If past history is any guide, Global Average Temperature will top out at 25C, as it always has even in the Pleiocene Eocene Thermal Maximum (PETM)
25C is a cakewalk for a Tardigrade, and in fact many organisms can survive this AGT, just as they did through the millenia of the PETM. The ancestors of Homo Sap were among those creatures.
DONE ONCE, IT CAN BE DONE AGAIN!
Can, Will Homo Sap make it through this Zero Point, the 6th Great Mass Extinction Event on Earth? Maybe, maybe not, but either way the planet won’t be lifeless for quite some time to come. For eukaryotic organisms (both unicellular & multicellular species), the Earth’s environment should hold up for another 300M years or so, when the Sun starts fusing so much Helium that its radiation output will make the Earth too inhospitable for anything but a few prokayotes. Even the Tardigrades will be toast.

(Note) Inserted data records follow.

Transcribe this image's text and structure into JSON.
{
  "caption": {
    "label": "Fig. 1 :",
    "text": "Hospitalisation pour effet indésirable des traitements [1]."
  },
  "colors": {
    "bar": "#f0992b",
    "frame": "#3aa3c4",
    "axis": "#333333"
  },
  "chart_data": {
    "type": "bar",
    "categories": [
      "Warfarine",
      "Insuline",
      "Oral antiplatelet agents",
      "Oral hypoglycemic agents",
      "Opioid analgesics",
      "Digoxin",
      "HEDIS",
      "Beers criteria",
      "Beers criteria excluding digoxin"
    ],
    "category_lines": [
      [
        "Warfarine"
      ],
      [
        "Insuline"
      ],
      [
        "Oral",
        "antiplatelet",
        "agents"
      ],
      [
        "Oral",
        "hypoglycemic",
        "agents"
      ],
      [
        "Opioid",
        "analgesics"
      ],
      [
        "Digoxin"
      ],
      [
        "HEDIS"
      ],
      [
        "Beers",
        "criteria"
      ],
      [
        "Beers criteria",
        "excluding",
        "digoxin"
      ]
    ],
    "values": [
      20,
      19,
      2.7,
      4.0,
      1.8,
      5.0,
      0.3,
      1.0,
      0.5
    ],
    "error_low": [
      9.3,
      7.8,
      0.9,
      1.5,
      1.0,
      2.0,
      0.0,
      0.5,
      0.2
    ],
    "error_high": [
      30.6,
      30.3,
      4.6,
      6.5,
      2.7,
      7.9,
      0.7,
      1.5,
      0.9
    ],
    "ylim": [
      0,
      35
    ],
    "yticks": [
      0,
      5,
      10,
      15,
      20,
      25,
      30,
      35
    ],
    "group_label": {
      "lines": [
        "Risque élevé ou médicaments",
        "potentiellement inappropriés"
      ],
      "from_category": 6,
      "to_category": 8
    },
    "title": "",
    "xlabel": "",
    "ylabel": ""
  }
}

In the meantime, the objective of all living creatures is to live as long as they can until they eventually, inevitably succumb to death. Nothing lives forever, not even Planets live forever. Far as life goes on Earth, it is already in its senecense, the equivalent in the human lifespan of being 90 with a 100 year life expectancy. How much longer we can survive remains an open question, although the timeline of 15 years to Human Extinction is highly improbable. The further out on the timeline you go, the more probable this is.
In the immortal words of Chuck Palahniuk:
One thing is certain, there is no possibility for survival if you quit and say it’s all OVAH already and hopeless. You make your best effort to survive as long as you can, and then when you no longer can, you will die. Just like every other life form that was ever born on the face of the Earth.
It ain’ OVAH till the Fat Lady sings for you though.